I have just returned from the office.
I went with Drake and his team (including Dr. Geek and some of his assistants) to the Dallas area, where the funeral took place. It was a long trip, we took a small corporate style jet on the way out--it's much easier for me to travel by air using such means, since there is no way any airport screener would allow me to pass through their checkpoints...even with a Bureau badge and credentials.
On the way back though, I accompanied Greg's body back in the back of a special semi-trailer.
The funeral was very surreal. Going through the ceremonies and seeing his body laying in the casket brought back memories of my own passing. I haven't written about that time yet in this forum, because it was intensely personal, and very difficult. I shall try to talk about it now, because it has important implications in my current dilemma.
When I was killed that night, there was almost no pain. I didn't feel my body after the initial impact. I also didn't see any special tunnel of lights like so many people describe from their near death experiences. One moment I was confronted by a group fo masked punks, the next moment I see a flash, hear a bang, and feel the explosion on my forehead. An instant of splitting pain, and then....nothing but blackness.
In what seemed a time period that stretched into eternity, I lay there in darkness. Hearing nothing, seeing nothing. I could only remember thinking that perhaps I had been right all along...that we humans had no souls. We were born, we lived as best we could, and when we died, nothing...but, as you know now, I was wrong.
Sometime after my body had been picked up and delivered to the morgue for processing, I felt a strange pulling sensation. In a strange, surreal moment, I realized I could sit up. Flexing what felt like muscles, I stretched and sat up from the slab in the morgue. The lights were bleary, blinking and inconsistent. Shadows played in strange ways. The color seemed washed out of everything. I looked down at my hand and saw through it to my flesh still laying lifeless on the table. The part of me that sat up was not my body, but my...spirit, I guess. I was able to get up completely from my body, feeling a strange pull to a box on another table.
I walked (floated?)(moved?) over to this box and saw my bloodsoaked uniform laying inside, with my other personal affects laying there. I felt pulled towards the necklace that I had worn since my last visit to El Diablito in Florida, when he had completed the rituals that had created it. (I now call the amulet that was attached to that necklace my Chakra.)
As I was contemplating all of this, I realized the strange shadows that seemed to keep moving about were actually people! They seemed to come in and out of focus, to disappear and reappear without rhyme or reason. I tried blinking, but it just wasn't the same, I had no real physical sensations anymore. I realized it was me who was the shadow and the shadows were the real people.
I tried calling out, screaming, but no one seemed to notice at first. There was this one woman, a morgue technician, I think, who seemed to pause a couple of times and look in my direction. But she seemed to shiver and shake it off, like she was dismissing a bad feeling or shaking herself from a momentary daydream. The voices of these people seemed garbled at times, and others time rang clear in sort of randomized bits, sort of like having water trapped in your ear, or trying to listen to the words someone is saying while they, or you, are underwater.
This weird transitional state lasted for days. I found that I mostly tied to the amulet, although I could move away for short periods. The farther I moved, and the longer I was away from it though, the harder the compulsion to return became. It also seemed like a slender, shadowy cord seemed to connect my spirit self to the amulet. The farther I moved, the thinner it became.
I have much more to say about this time, but that will be for other posts, or maybe for the book.
My present dilemma comes from the fact that I know that Greg's spirit is near his body and the amulet that was made for him as well. I can SEE and HEAR him like I never could sense such things before. I am torn. I used some of the skills that John Red Bear has taught me to step more fully into the spirit world and talk to him. It was a long ride back from Seattle and we had much to talk about. I need to keep our conversation confidential at this point, but let me just say he wants me to find a way to release him before they finish the project and bring him back fully like they have done to me. He is completely miserable. He also thinks that Drake had something to do with his murder and doesn't want to participate any further.

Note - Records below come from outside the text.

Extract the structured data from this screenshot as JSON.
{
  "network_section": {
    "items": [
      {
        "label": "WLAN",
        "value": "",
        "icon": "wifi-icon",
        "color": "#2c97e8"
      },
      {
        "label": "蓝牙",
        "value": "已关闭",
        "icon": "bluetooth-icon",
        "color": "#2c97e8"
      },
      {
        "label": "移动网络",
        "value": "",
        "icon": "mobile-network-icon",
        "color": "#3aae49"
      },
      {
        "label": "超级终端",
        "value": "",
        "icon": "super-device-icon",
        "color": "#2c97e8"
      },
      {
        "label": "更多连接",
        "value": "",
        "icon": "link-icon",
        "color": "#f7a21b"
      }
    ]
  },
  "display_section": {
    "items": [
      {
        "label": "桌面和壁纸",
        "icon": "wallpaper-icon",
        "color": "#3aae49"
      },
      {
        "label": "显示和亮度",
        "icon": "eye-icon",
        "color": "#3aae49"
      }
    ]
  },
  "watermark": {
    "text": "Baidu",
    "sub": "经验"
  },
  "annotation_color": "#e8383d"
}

I think I might know how I could do this, but obviously if I help him like this, I jeopardize much. I don't think I can do it quietly or in a way that won't be figured out pretty easily. I also don't know if he has fully thought out the implications of my acting on his current wish. I don't know if he will feel this way once the process is completed, or if he will change his mind.
So my choices are: 1) let things continue to progress unimpeded and try to comfort Greg as best I can, 2) do something to stop his transition, or 3) let Drake know that Greg can communicate with me now and see what he has to say about this development.
I am leaning towards helping Greg to end his experiment, but I am stll wrestling with these possibilities and seemingly endless combinations.
The Bureau (and Drake) don't know about his blog yet, so what I say here is pretty safe for the moment, but it will one day be discovered as well. When that happens, I don't know how Drake will react, but I don't think it be pleasant!
I will post more on this problem as I can.